At the heart of our Gospel teachings is Jesus’ commandment:
‘To love one another as I have loved you’.
All pupils are taught the importance of self-respect, honest and open communication with others and fair play. Pupils work collaboratively and value others’ opinions.
At St. Wulstan’s, our Christian values of respect and tolerance permeate all areas of school life. Our school ethos encourages everyone to consider and support each other and to celebrate the worth and individuality of every member of the school community. This engenders a climate within which the children feel safe and secure and facilitates the fulfilment of potential. All staff demonstrate respect to everyone with whom they come into contact. They consistently model and promote the behaviours and attitudes that are the foundation of positive relationships.
Assemblies and class work promote the diversity of society and the right for each person to be respected and valued equally regardless of ability, gender, faith, heritage or race. Our school and playtime rules reiterate our mutual respect for others. Use of talk partners, working in pairs and groups, sharing resources, team work, respecting the opposition in PE as well as learning to be good winners and good losers ensure that mutual respect is evident at all levels of our daily work.
Tolerance of those of Different Faiths and Beliefs
Links to UN CRC Article 14: Children have the right to think and believe what they want, and to practise their religion, as long as they are not stopping other people from enjoying their rights. Parents should guide their children on these matters.
The school’s curriculum aims to develop understanding of the world and the children are reminded of their place in a culturally diverse society. The RE and PSHCE schemes of work provide opportunities for pupils to develop tolerance of and empathy towards those from different faiths and beliefs. Assemblies and discussions involving prejudices and prejudice-based bullying are followed and supported by learning in RE and PSHE. We use whole school knowledge assemblies as a chance to introduce the children to a range of different celebrations and religious festivals e.g. Chinese New Year, Christmas, Easter, Diwali, Eid etc. At St. Wulstan's we take part in annual Poppy Day commemorations where children have made or can purchase poppies and a minute’s silence is held in special assemblies for the school. On a more general level, the school undertakes daily collective worship/circle times which uphold traditional values of empathy, respect and tolerance. These are also taught within formal PSHE and RE lessons and on an informal nature throughout the school days.

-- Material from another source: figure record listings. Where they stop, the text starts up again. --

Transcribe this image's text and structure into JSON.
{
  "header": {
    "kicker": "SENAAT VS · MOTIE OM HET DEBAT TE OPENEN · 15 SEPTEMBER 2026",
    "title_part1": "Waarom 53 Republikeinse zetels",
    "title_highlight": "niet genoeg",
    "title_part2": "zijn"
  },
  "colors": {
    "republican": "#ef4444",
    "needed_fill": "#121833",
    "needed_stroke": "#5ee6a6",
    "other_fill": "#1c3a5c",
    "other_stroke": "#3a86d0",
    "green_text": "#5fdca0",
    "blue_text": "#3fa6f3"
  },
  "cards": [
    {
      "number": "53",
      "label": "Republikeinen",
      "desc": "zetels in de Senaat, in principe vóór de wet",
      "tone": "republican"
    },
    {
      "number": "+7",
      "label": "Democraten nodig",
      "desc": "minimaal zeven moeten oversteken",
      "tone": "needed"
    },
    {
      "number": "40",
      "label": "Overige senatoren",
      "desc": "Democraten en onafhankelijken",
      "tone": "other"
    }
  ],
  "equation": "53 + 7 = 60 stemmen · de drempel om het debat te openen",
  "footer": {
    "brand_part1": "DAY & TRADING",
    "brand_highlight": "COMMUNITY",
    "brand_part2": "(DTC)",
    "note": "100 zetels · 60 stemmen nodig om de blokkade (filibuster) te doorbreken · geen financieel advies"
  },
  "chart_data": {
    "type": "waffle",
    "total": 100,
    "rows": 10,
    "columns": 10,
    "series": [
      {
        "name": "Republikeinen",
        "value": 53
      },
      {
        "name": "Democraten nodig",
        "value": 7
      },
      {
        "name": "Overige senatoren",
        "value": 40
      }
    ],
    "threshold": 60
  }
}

Actively promoting these values, which are also integral to many other countries throughout the world, means challenging pupils, staff or parents/carers who express opinions contrary to fundamental British values, including ‘extremist’ views.
School has the duty to have due regard to the need to prevent people from being drawn into terrorism. Being drawn into terrorism includes not just violent extremism but also non-violent extremism, which can create an atmosphere conducive to terrorism and can popularise views which terrorists exploit. Schools must be safe spaces in which children and young people can understand and discuss sensitive topics, including terrorism and the extremist ideas that are part of terrorist ideology, and learn how to challenge these ideas.
We, as a school, need to be mindful of our existing duties to forbid political indoctrination and secure a balanced presentation of political issues. These duties are imposed on maintained schools by sections 406 and 407 of the Education Act 1996.